From the Fiesta to the Silence
Hemingway came to Navarra for the San Fermín festival, with everything that meant: noise, wine, bulls, and long nights. But he always found a couple of days to escape the party and lose himself in the Irati.
He called the Irati forest “the last medieval forest in Europe,” and it’s easy to see why. The trees lean over the water, thick with beech and moss. The air smells of rain and old wood. You can almost picture him following the current with a fly rod in hand, watching the mayflies drift over the slow pools.
The Quiet Angler
The same man who wrote about war and chaos found in these rivers something older and calmer. Locals still talk about him, not as a writer, but as another fisherman who, after lunch, would sit in the shade, clean his rod, and speak little.
The Irati Today
The Irati of today is not quite the same.
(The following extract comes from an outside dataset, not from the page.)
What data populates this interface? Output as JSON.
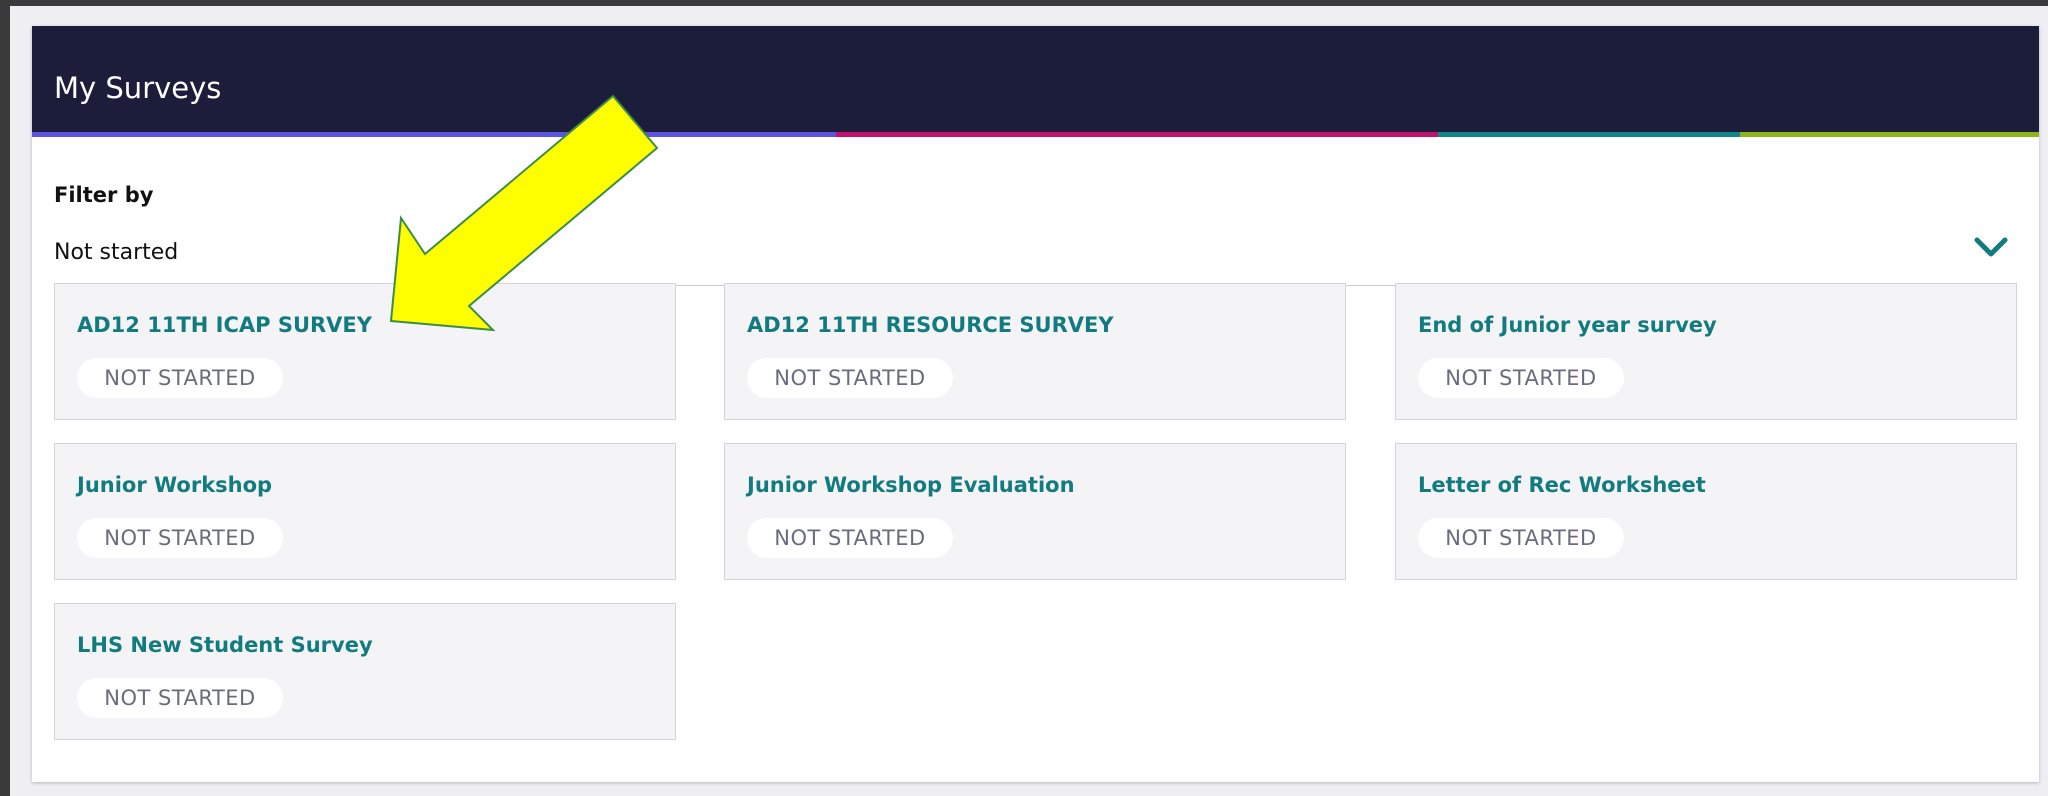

The Itoiz reservoir changed part of its course, and current fishing regulations only allow anglers to fish in the Aribe and Irati Forest sections during May and June.
Below the Itoiz Dam, however, other stretches of the Irati remain open from April to September, offering varied waters and equally wild trout.
Still, the river keeps its unspoiled beauty, the kind that makes you stop and look before you cast.
The trout remain wild and wary, the light filters through the canopy in fragments, and the water carries a patience that demands respect.
What the River Teaches
You don’t have to be a writer to feel what he felt. Just stay still long enough, and the river will teach you what it once taught him: that fly fishing is about learning to listen to the river before trying to deceive a trout.